Para isto, parece-me que a ideia de história total da francesa Escola dos Annales , constitui-se uma referência que pode proporcionar significativos contributos. Sim, pois na medida em que ela pleiteia uma história que assimila as outras ciências sociais (3), tem-se um arcabouço epistemológico que, com os dispositivos conceptuais que ele aporta, torna possível, a meu ver, uma definição ampliada da História Económica, permitindo a apreensão dos processos com os quais esta se encontra imbricada, donde decorre, portanto, que se pode alcançar uma compreensão integral dos fenómenos que ocorrem em seu campo.

Mais precisamente, a abordarem que levo a efeito, situada no contexto da História Económica dos historiadores, entende que se pode definir ela como a História « que se apoia não só sobre anotações numéricas, mas também a que se preocupa com todos os problemas económicos» (4). Como decorrência, deve ser considerado, por exemplo, que « a História Rural também diz respeito à História Económica. A fortiori, a das cidades. Mas uma e outra se intrometem também na História Social. Acrescente-se ainda as análises globais sobre o capitalismo, sobre a evolução dos preços, dos rendimentos, dos salários, etc» (5) .
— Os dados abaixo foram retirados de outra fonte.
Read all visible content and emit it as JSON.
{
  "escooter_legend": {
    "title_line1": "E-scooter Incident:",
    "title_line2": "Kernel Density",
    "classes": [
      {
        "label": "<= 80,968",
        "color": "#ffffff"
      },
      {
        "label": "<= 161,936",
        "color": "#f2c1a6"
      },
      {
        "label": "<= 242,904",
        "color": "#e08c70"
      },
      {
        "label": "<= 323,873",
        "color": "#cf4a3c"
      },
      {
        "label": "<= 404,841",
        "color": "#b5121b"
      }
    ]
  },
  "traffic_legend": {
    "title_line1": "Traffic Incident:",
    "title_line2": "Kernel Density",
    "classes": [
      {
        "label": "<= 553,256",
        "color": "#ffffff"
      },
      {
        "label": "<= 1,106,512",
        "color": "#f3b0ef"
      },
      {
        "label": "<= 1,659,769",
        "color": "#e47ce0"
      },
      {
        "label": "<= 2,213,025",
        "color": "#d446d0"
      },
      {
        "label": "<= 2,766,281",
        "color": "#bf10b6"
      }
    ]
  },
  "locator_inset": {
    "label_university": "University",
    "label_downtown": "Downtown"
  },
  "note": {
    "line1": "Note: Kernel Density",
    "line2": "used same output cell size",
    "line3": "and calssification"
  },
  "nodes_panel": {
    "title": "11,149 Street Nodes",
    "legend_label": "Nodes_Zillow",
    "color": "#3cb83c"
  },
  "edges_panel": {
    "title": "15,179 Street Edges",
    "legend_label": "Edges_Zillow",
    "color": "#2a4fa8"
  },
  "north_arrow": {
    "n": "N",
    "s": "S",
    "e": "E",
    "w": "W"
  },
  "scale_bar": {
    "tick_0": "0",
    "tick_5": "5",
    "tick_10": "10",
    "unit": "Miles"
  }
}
Ao fim e ao cabo, de forma sintetizada, talvez seja a denominação História Económica e Social que capte e expresse apropriadamente os propósitos da historiografia em tal horizonte (6). Neste sentido, interessa considerar a economia relacionada com a estrutura e as mudanças da sociedade, resultando daí a necessidade de se ter em atenção a actuação dos sujeitos individuais e colectivos. Trata-se, em suma, de um campo, como diz Hobsbawm, « mais amplo que o campo convencional da economia» (7).

II - CELSO FURTADO E O MÉTODO: O ENFOQUE ESTRUTURALISTA

O percurso e a obra de Celso Furtado (1920-2005) consagram-lhe pela universalidade, à maneira hegeliana. Originário do Nordeste brasileiro (do estado da Paraíba), onde viveu até aos vinte anos, desde cedo ateve-se à cultura clássica, tendo profundo gosto pela História, campo disciplinar este a partir de onde fez conexão com os temas económicos. Como decorrência, durante os estudos universitários no Rio de Janeiro, foi-se interessando por questões de Administração, embora estivesse matriculado no curso de Direito. Ao fim deste, rumou para a Europa, como membro da Força Expedicionária Brasileira (FEB), para combater o fascismo. Terminada a Segunda Guerra, voltou ao Brasil, para, em seguida, regressar novamente ao continente europeu, com o propósito de fazer o Doutoramento em Economia na Sorbonne, título que obteve em 1948.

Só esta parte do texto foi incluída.